Arts and Health Summit 

Associate Dean of the College of Music and Performing Arts Dr. Jane Duncan said a lot of the recent interdisciplinary approach at Belmont has been predicated on the creation of Belmont’s new College of Medicine (which will have its own simulation center) and looking for ways to expand those cross-campus relationships between colleagues in CMPA and in the health sciences. A small working group was convened to take on that charge.  

In March, the University held its first ever Arts and Health Summit, which featured six industry professionals who presented about their careers combining arts and health in various ways. Panelists included a hand therapist, an alumna who now works as a travelling drama therapist, the founder of a company that provides wearable technology for healthcare simulation education, the CEO of Hearts Need Arts—creative support for patients and caregivers, and the chair of music at Brenau University who teaches a similar course on arts in health care. 

“We wanted to host these seminars to inspire those working in or who hope to work in the leading industries of the Nashville area – Arts and Health – to collaborate with one another. We hope the panels offered unique perspectives for our students on new ways to utilize their talents and strengths while engaging their passions,” Duncan explained. “We want to be sure we are educating our students as fully as possible in the many, many ways that what they are studying here is going to impact their lives and other people’s lives when they graduate.” 

panel on stage
Left to right: Amy Cowperthwait, Richard Wilmore, Barbara Steinhaus, Sarah Edwards, Noelle M Austin and Dr.

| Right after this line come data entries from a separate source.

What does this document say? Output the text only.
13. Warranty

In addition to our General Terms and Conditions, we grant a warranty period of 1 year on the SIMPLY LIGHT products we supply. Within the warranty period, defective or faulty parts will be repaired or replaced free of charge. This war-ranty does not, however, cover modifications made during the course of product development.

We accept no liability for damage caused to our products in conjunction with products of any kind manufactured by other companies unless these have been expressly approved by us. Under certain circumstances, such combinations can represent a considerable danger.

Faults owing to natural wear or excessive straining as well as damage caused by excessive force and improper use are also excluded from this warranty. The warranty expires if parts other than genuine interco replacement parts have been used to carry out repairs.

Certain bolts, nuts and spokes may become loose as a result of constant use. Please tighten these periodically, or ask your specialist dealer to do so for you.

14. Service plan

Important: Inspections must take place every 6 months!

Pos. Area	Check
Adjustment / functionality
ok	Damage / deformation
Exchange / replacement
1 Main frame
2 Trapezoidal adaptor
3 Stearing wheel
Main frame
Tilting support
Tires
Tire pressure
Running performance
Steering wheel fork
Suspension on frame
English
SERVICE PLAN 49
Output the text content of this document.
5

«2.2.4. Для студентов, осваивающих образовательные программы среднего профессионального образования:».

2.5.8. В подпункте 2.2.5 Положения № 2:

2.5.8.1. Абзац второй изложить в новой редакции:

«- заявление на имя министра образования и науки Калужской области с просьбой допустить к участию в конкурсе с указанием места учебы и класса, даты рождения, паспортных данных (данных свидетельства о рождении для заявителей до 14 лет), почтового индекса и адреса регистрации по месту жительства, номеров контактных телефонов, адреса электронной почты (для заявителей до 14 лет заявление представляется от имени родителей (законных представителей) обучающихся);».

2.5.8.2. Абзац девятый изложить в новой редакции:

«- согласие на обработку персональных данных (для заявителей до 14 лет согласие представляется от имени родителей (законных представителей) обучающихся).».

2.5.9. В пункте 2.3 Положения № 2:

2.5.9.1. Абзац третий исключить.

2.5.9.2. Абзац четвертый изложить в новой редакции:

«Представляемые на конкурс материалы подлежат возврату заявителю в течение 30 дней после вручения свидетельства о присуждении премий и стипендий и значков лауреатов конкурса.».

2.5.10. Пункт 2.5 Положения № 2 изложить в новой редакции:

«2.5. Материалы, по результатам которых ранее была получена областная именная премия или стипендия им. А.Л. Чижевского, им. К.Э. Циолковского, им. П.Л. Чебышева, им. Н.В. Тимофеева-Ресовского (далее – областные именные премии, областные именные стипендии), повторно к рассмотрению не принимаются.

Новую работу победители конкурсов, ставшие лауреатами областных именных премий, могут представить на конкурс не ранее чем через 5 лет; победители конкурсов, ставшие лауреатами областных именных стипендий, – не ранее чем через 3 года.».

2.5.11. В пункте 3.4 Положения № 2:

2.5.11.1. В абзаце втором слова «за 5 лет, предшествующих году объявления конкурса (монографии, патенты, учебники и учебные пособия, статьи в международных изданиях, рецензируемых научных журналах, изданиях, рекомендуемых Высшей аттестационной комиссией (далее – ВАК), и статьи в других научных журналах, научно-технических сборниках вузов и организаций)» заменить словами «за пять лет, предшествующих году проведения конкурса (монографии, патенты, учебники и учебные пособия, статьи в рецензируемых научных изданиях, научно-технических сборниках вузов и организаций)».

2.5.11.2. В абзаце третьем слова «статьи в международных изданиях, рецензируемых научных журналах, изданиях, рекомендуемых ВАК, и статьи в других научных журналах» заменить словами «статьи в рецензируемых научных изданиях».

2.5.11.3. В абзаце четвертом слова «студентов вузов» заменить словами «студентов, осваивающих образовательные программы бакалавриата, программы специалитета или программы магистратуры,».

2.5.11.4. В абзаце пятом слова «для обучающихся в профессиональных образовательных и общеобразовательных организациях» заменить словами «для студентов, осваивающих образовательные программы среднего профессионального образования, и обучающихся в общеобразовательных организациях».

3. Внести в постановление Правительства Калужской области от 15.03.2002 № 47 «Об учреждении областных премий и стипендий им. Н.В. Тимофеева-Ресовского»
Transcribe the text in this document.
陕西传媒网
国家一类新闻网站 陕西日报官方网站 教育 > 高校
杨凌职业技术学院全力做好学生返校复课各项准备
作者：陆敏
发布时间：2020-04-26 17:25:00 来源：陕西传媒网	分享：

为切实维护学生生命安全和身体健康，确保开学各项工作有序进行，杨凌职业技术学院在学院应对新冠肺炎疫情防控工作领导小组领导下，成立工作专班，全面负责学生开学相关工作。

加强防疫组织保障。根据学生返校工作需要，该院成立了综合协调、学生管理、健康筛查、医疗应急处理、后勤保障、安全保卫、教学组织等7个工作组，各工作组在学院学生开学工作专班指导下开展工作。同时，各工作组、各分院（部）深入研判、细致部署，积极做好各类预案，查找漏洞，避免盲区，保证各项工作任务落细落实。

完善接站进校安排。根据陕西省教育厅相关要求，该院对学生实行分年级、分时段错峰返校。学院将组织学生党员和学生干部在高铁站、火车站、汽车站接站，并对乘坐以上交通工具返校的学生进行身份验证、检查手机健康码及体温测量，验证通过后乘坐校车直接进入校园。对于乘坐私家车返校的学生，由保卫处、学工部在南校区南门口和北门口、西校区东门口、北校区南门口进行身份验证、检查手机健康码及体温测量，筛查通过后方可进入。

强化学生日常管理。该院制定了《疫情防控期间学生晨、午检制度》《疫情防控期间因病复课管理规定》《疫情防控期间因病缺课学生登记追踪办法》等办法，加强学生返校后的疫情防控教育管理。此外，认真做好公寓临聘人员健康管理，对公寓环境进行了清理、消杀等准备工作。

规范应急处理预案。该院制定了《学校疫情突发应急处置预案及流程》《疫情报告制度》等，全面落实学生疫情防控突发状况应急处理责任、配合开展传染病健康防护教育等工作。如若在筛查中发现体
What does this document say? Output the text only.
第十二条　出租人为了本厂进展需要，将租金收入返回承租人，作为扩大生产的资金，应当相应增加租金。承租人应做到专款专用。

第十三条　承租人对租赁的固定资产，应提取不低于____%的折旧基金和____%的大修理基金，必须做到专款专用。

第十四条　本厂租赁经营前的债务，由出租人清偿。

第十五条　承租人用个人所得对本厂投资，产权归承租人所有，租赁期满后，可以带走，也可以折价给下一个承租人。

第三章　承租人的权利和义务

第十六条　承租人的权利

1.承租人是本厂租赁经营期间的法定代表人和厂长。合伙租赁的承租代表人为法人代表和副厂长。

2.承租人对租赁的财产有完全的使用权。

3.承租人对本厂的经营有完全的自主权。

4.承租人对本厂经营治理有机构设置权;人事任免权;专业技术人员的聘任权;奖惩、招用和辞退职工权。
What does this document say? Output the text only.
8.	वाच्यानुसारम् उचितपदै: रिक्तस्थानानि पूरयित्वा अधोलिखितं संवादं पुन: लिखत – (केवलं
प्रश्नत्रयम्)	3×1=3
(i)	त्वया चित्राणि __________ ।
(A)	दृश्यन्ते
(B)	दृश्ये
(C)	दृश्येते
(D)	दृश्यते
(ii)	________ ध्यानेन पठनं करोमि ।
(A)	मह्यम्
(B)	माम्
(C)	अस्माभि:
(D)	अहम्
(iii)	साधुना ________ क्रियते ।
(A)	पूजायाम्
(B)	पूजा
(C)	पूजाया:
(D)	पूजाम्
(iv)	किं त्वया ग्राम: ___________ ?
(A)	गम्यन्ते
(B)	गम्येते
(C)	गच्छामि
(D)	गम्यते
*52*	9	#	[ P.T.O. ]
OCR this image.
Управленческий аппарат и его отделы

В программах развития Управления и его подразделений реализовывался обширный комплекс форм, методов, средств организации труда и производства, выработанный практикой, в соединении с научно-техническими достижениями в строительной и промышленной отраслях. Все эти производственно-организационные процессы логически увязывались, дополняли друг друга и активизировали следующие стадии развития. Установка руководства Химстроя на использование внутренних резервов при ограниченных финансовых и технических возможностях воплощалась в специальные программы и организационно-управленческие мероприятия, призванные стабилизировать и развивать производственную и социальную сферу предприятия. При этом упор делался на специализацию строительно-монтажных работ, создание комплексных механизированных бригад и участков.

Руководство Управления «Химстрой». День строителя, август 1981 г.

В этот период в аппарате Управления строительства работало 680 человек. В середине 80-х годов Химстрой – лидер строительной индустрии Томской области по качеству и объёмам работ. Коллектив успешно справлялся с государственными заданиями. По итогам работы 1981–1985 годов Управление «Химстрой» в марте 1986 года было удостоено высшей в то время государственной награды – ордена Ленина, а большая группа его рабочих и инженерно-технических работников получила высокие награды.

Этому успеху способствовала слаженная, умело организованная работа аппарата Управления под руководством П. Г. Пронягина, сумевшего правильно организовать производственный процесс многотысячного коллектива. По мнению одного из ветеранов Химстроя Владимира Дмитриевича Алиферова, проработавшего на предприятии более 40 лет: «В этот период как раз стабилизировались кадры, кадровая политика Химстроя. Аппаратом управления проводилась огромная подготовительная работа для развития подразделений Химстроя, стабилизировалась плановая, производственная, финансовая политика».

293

Jane Duncan speaking at Belmont’s inaugural Arts & Health Summit

Summit attendees were also invited to have lunch to continue discussing ways in which those in these industries can continue amplifying holistic approaches to health. “We know the great work our music therapists are doing. We know the creation of the healthcare theater class was great. What else can we pursue?” said Duncan. “What kind of God-sized dreams could we have about this?” 

Looking Forward 

Maddox hopes Belmont will soon have an entire program devoted to students who want to go into art and health related careers, devoting curriculum to training those in the arts to support training of health care providers and beyond. Studying the arts can be about producing entertainment, but it can also lead to really purposeful, meaningful experiences like simulation opportunities. 

“We are seeing more and more research that integrating arts with health care and health services is starting to become the norm because it’s a therapeutic approach to the healing process of patients,” Maddox said. “We are excited about next steps and certainly want to maintain the momentum in our interdisciplinary approach as we develop new programs that would build on that idea.”  

Duncan added, “Because Belmont is Belmont and we have outstanding programs in the arts and in health sciences, and because we are in ‘Music City’ where the number one industry happens to be health care, it makes really good sense to us,” Duncan explained. “We have had folks from all across campus come together to spark conversations and we are now looking at what’s possible for our next steps. I feel very excited about the conversations we are having.”